Firefox Is Back With Its Quantum Update
DEAR CHROME USERS: If you haven’t tried the new Firefox, give it a go. Sure, some Chrome power users might not be convinced, but for privacy-conscious users who grit their teeth and use Chrome for its speed, Firefox 57 may upset the status quo.
Despite the drama surrounding operating systems, the web browser is central to today’s computing experience. For most PC users, the majority of work and social media use, and media consumption is handled by a web browser. For the Linux community, this has meant using one of the two good defaults that come in most distributions: Firefox or Chromium.
For years, Chromium (and Chrome) have reigned supreme due to page loading speed and lower memory use. But while Firefox was slower than Chrome, Mozilla’s browser focused on security and privacy. Users could be confident that telemetry data wasn’t being fed back to Big Brother in Mountain View to be used to generate ad revenue. Firefox’s solid base is implemented in the Tor Browser, for instance. But for some reason, Firefox was plagued by sluggish page loads and memory usage, that sent people scrambling back to Google’s warm embrace.
On November 14, Mozilla released Firefox 57—or Firefox Quantum—for mobile and PC platforms. No longer wishing to play second fiddle, Firefox is now much snappier and easier on the RAM. Its blog says that contributors triaged some 369 performance- related bugs alone. The UI remains fairly minimalistic, though Firefox adopted a flatter appearance that helps unify the mobile and desktop experience. Speaking of desktop, Firefox 57 looks great on HiDPI screens on GNOME with Wayland.

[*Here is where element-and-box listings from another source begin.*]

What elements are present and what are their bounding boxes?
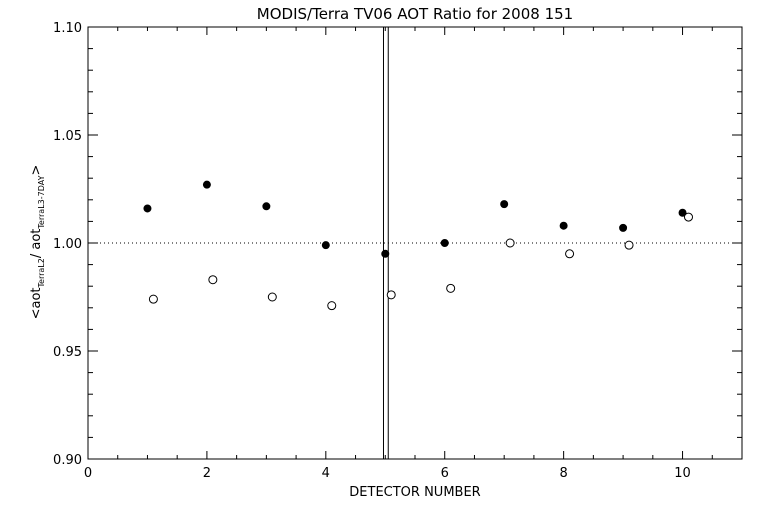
y-label-mid: / aot — [29, 229, 44, 259]
filled-data-point — [321, 241, 330, 250]
x-tick-label: 10 — [674, 466, 691, 481]
filled-data-point — [678, 208, 687, 217]
open-data-point — [327, 301, 337, 311]
filled-data-point — [559, 221, 568, 230]
filled-data-point — [143, 204, 152, 213]
x-tick-label: 4 — [322, 466, 330, 481]
x-tick-label: 8 — [559, 466, 567, 481]
y-label-sub1: TerraL2 — [37, 258, 46, 288]
open-data-point — [624, 240, 634, 250]
filled-data-point — [262, 202, 271, 211]
open-data-point — [267, 292, 277, 302]
y-tick-label: 1.00 — [53, 237, 82, 252]
open-data-point — [565, 249, 575, 259]
open-data-point — [505, 238, 515, 248]
y-label-open: <aot — [29, 287, 44, 319]
open-data-point — [446, 283, 456, 293]
filled-data-point — [619, 223, 628, 232]
filled-data-point — [202, 180, 211, 189]
y-label-close: > — [29, 165, 44, 176]
filled-data-point — [500, 200, 509, 209]
x-tick-label: 2 — [203, 466, 211, 481]
y-label-sub2: TerraL3-7DAY — [37, 175, 46, 229]
open-data-point — [683, 212, 693, 222]
filled-data-point — [440, 239, 449, 247]
chart-title: MODIS/Terra TV06 AOT Ratio for 2008 151 — [257, 5, 573, 23]
y-tick-label: 1.10 — [53, 21, 82, 36]
plot-frame — [87, 26, 743, 460]
y-tick-label: 1.05 — [53, 129, 82, 144]
x-axis-label: DETECTOR NUMBER — [349, 485, 480, 500]
plot-layer: 0 2 4 6 8 10 0.90 0.95 1.00 1.05 1.10 — [53, 21, 743, 481]
y-tick-label: 0.95 — [53, 345, 82, 360]
filled-data-point — [381, 249, 390, 258]
y-axis-label: <aotTerraL2/ aotTerraL3-7DAY> — [29, 165, 46, 320]
open-data-point — [148, 294, 158, 304]
x-tick-label: 0 — [84, 466, 92, 481]
x-tick-label: 6 — [441, 466, 449, 481]
open-data-point — [208, 275, 218, 285]
y-tick-label: 0.90 — [53, 453, 82, 468]
open-data-point — [386, 290, 396, 300]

One thing I find handy out of the box is Firefox 57’s screenshot tool. If you’ve ever used a web clipper from Evernote or OneNote, Firefox’s implementation will feel familiar, though much faster and more intuitive. Once you take a screenshot, you have the option to save it on your local machine or upload it. Once uploaded, it is publicly available on a Mozilla server for 14 days by default. You can set retention time to a custom value, or even make it permanent.
The screenshot tool integrates with Firefox’s new library menu, which is a welcome addition. This combines quick access to Pocket, your downloads, history, screenshots, and bookmarks in a single menu. While this sounds busy, it’s laid out pretty intelligently, and keeps toolbar clutter to a minimum. I haven’t used a browser to save information for some time, instead opting for apps such as Evernote or Pocket for clipping and article saving. With this new functionality, Firefox edges into some of those convenience features, making it easy to save and recall information in your browser again.
While this update has a lot to enjoy, it falls short in one key area: There is little official support for offline or “standalone” Firefox apps. One of the coolest things about Chromium is that I can “install” a web app, such as Evernote or Spotify, add it to my application menu, and launch it in a standalone window (without tabs or a toolbar), so it feels like a native desktop app. Work has been done to be able to make Firefox compatible with Chrome apps, but the implementation is not as simple as it is in Chrome. Support for standalone Chrome apps is the main reason I will likely keep Chromium around.
I also noticed that Firefox 57 still mucked up my YubiKey authentication when logging into my Google account. After several tries, I had to start Chromium in Incognito mode just to see if it was a bad USB port, or if my YubiKey had gone on the fritz. Sure enough, Firefox couldn’t handle Google’s two-factor authentication. Logging into the LastPass extension presented no problems when the app asked for the YubiKey two-factor auth.
I have to say, I’m impressed with the new Firefox, and I’m looking forward to using it more as a daily driver. After all, if Mozilla’s zippy new browser somehow manages to piss me off, Chromium will be there to pick up the slack.
Firefox looks great, loading pages lightning-fast.